Dual hydrodynamic trap based on coupled stagnation point flows

Recent advancements in science and engineering have allowed for trapping and manipulation of individual particles and macromolecules within an aqueous medium using a flow-based confinement method. In this work, we demonstrate the feasibility of trapping and manipulating two particles using coupled planar extensional flows. Using Brownian dynamics simulations and a proportional feedback control algorithm, we show that two micro/nanoscale particles can be simultaneously confined and manipulated at the stagnation points of a pair of interconnected planar extensional flows. We specifically studied the effect of strain rate, particle size, and feedback control parameters on particle confinement. We also demonstrate precise control of the interparticle distance by manipulating the strain rates at both junctions and particle position at one of the junctions.
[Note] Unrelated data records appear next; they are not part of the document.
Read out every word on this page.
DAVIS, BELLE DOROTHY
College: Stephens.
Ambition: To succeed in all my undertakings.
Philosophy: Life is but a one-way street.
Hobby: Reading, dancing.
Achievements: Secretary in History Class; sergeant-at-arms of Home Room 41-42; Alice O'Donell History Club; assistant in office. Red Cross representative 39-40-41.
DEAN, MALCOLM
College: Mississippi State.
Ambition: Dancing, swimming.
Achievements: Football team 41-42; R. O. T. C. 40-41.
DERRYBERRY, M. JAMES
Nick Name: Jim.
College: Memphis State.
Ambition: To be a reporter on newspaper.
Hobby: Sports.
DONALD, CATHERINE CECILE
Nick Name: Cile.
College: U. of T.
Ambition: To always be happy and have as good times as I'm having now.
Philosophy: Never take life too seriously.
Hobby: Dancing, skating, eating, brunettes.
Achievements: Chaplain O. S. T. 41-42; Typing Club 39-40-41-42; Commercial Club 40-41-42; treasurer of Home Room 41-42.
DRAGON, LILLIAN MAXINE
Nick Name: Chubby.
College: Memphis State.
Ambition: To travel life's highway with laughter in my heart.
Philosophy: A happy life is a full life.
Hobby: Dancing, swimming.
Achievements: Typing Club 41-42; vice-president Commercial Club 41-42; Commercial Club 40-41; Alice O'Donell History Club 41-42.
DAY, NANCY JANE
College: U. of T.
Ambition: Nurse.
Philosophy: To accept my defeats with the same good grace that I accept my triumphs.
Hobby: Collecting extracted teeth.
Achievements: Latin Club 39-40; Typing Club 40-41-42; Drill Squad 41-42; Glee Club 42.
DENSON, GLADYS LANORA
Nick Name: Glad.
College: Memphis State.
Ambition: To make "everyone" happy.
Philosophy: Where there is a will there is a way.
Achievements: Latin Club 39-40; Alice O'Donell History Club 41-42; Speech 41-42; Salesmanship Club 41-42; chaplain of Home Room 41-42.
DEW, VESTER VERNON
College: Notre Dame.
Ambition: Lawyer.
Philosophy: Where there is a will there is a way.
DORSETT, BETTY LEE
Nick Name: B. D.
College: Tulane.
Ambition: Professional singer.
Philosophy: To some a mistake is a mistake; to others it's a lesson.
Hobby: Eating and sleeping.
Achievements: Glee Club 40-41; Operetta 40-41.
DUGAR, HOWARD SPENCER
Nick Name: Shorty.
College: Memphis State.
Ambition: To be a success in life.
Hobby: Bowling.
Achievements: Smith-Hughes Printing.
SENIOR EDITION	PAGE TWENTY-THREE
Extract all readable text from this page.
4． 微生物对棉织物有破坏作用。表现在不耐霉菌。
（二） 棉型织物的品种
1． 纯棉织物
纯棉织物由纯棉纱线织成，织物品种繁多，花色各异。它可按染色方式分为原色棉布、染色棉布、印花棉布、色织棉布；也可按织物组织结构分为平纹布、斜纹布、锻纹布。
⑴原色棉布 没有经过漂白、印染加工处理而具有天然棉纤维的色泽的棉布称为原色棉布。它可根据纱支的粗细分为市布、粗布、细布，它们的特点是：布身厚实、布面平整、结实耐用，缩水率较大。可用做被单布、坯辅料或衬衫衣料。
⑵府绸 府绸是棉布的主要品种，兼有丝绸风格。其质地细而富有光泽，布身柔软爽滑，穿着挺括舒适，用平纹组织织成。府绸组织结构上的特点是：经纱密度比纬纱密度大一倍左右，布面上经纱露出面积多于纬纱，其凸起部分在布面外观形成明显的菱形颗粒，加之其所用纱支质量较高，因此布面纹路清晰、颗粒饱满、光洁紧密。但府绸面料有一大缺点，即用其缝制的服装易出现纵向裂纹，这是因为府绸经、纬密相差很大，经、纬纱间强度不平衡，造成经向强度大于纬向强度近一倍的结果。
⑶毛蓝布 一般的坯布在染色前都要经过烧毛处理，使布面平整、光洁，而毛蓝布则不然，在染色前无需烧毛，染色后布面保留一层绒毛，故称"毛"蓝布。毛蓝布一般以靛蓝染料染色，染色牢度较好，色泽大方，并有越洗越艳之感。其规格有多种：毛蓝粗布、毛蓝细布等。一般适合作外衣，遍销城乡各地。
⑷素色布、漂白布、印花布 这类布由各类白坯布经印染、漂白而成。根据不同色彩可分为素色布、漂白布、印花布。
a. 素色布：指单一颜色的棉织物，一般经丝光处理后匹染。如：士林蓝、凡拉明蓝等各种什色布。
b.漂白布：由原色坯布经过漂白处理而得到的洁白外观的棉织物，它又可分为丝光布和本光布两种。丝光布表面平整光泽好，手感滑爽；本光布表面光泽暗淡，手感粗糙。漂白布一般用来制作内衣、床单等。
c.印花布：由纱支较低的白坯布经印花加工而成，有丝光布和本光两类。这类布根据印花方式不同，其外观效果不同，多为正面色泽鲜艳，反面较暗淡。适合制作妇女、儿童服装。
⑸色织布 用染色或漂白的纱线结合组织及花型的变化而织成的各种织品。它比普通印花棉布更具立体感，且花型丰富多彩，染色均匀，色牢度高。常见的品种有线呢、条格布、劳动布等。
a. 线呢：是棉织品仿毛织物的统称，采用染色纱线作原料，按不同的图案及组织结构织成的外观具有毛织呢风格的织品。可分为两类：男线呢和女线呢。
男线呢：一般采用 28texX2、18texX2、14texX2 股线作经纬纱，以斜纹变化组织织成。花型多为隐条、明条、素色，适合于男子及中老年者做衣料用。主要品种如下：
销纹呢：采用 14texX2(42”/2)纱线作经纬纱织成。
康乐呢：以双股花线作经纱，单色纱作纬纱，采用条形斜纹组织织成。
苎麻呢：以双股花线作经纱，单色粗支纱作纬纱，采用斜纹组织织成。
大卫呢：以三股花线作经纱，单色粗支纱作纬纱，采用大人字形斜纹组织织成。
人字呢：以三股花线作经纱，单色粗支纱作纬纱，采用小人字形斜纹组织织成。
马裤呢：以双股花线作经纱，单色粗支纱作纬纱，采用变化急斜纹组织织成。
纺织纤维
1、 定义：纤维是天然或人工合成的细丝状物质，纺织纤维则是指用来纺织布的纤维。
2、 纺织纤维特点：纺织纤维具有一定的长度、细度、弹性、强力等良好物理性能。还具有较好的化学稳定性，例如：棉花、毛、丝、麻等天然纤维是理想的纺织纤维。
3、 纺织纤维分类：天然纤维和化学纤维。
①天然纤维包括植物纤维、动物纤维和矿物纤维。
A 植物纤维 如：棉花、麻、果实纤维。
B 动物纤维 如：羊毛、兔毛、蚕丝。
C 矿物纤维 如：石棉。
We further discuss the advantages and limitations of the dual hydrodynamic trap in comparison to existing colloidal particle confinement methods and outline some potential applications in polymer science and biology. Our results demonstrate the versatility of flow-based confinement and further our understanding of feedback-controlled particle manipulation.

Automated summary

Recent advancements in science and engineering have enabled trapping and manipulation of individual particles and macromolecules in water using a flow-based confinement method. This study demonstrates the feasibility of trapping and manipulating two micro/nanoscale particles using coupled planar extensional flows. The results show that precise control of particle confinement and interparticle distance can be achieved by manipulating strain rates and particle positions. The findings contribute to our understanding of feedback-controlled particle manipulation and have potential applications in polymer science and biology.